"We're here," Rafael said.
"And you understand the terms?" Aeacus asked. "Once you're bound and descend, there's no extraction. No rescue. Only one pair may exit the labyrinth, but it's entirely possible all four contestants may die. You'll find no easy victory here."
I swallowed the acid crawling up my throat. "We understand."
"Good." She turned and walked toward the far side of the garden where another door waited, this one built into the stone wall and covered in moss. "Follow me."
Aeacus stopped at the door and pulled it open. Stone steps led down into the cold darkness.
"The binding chamber is at the bottom," Aeacus said. "The chains are already prepared. Once they're locked, the door to the Labyrinth will open."
She started down the stairs without waiting for a response. Rhadamanthys followed, his footsteps echoing off stone. We descended into the dark with our hands still joined, leaving the sunlight and orange trees behind. The stairs spiraled down and down, deep into the earth. The air grew heavy with the scent of packed earth and stone.
Aeacus struck a light and held it to a torch.

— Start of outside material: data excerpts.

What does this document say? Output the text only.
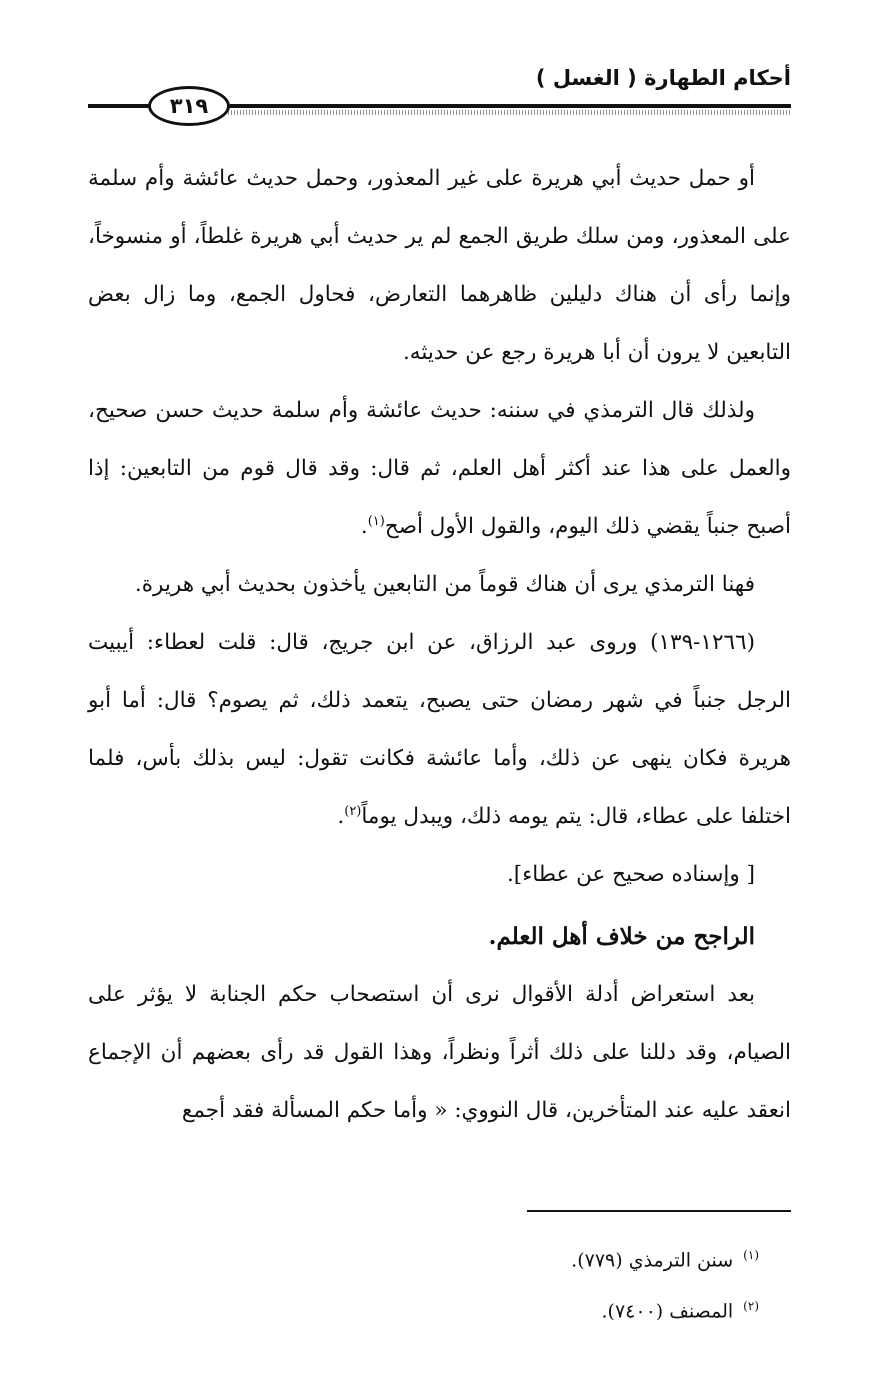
أحكام الطهارة ( الغسل )
٣١٩

أو حمل حديث أبي هريرة على غير المعذور، وحمل حديث عائشة وأم سلمة على المعذور، ومن سلك طريق الجمع لم ير حديث أبي هريرة غلطاً، أو منسوخاً، وإنما رأى أن هناك دليلين ظاهرهما التعارض، فحاول الجمع، وما زال بعض التابعين لا يرون أن أبا هريرة رجع عن حديثه.

ولذلك قال الترمذي في سننه: حديث عائشة وأم سلمة حديث حسن صحيح، والعمل على هذا عند أكثر أهل العلم، ثم قال: وقد قال قوم من التابعين: إذا أصبح جنباً يقضي ذلك اليوم، والقول الأول أصح$^{(١)}$.

فهنا الترمذي يرى أن هناك قوماً من التابعين يأخذون بحديث أبي هريرة.

(١٢٦٦-١٣٩) وروى عبد الرزاق، عن ابن جريج، قال: قلت لعطاء: أيبيت الرجل جنباً في شهر رمضان حتى يصبح، يتعمد ذلك، ثم يصوم؟ قال: أما أبو هريرة فكان ينهى عن ذلك، وأما عائشة فكانت تقول: ليس بذلك بأس، فلما اختلفا على عطاء، قال: يتم يومه ذلك، ويبدل يوماً$^{(٢)}$.

[ وإسناده صحيح عن عطاء].

الراجح من خلاف أهل العلم.

بعد استعراض أدلة الأقوال نرى أن استصحاب حكم الجنابة لا يؤثر على الصيام، وقد دللنا على ذلك أثراً ونظراً، وهذا القول قد رأى بعضهم أن الإجماع انعقد عليه عند المتأخرين، قال النووي: « وأما حكم المسألة فقد أجمع

$^{(١)}$سنن الترمذي (٧٧٩).
$^{(٢)}$المصنف (٧٤٠٠).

Her footsteps echoed as she carried the torch to an iron bracket and slid it into place.
The chamber at the bottom was circular and cold, with walls made of stone. Across the chamber, a heavy wooden door waited.
Aeacus moved to a wooden table in the center. Two short wooden clubs lay on the surface. Beside them sat two canteens and a folded map of the labyrinth.

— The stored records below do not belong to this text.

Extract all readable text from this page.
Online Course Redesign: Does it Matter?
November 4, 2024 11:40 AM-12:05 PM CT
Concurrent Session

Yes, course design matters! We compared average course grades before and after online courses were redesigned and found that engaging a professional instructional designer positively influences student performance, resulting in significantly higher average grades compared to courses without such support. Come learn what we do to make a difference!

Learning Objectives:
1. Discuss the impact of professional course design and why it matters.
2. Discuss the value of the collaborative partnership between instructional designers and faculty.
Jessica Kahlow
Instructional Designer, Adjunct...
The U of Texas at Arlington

She picked up a set of manacles connected by a chain. "Left ankle to right ankle."
My stomach dropped. The chains in her hands were roughly three feet long, enough to stay connected, but not enough to give us much freedom.
Rafael stepped forward and held out his right ankle.
I offered my left.
The brass cuff locked around my ankle with a metallic click. The chain between us clinked as Rafael shifted his weight, testing it. His jaw clenched.
Rhadamanthys handed us each a bludgeon. The wood was smooth and worn, as if it'd been handled thousands of times before.
Rafael tucked the map into his jacket pocket, and we each took a canteen.
Aeacus moved to the reinforced door and pulled a lever set into the wall. Metal groaned deep in the stone, and the iron bands on the door drew back.
The door swung open.
Cold air rushed past us, carrying the smell of earth and copper. The space beyond was pitch black, and every instinct I had screamed that I should turn around and run the other way.
"Constantine has already entered," Aeacus said. "You have until dawn. If you fail to find the exit and to defeat Judge Minos before then, the exit will be closed to you forever."
We moved toward the door. The ankle chain forced us into rhythm whether we wanted it or not. Then we stepped through, and the darkness swallowed us whole. The door groaned shut behind us, and the lock engaged with a final clink.
The darkness was absolute, pressing against me like a living thing, so thick it had weight. The silence was so oppressive that the only sound was my own breathing.
Constantine was somewhere in this maze with his eagle. That bird could probably see just fine in the dark. Meanwhile, we couldn't even read the map, which was the one advantage we had.
"Lorenzo." Rafael's grip tightened. "The rosary. Florica's rosary."
My brain stuttered. "What?"
"She showed me. There's a mechanism." Fabric rustled as Rafael dug into his pocket. "Hold on."
The mechanism clicked. I flinched back as flames shot out of the damn thing. Rafael's face appeared in the flickering light, his remaining eye reflecting the fire.
"Oh thank fuck," I breathed.
The light didn't reach far, maybe ten feet in any direction before the darkness swallowed it, but it was enough to see the tunnel stretching ahead of us, stone walls pressing close on either side.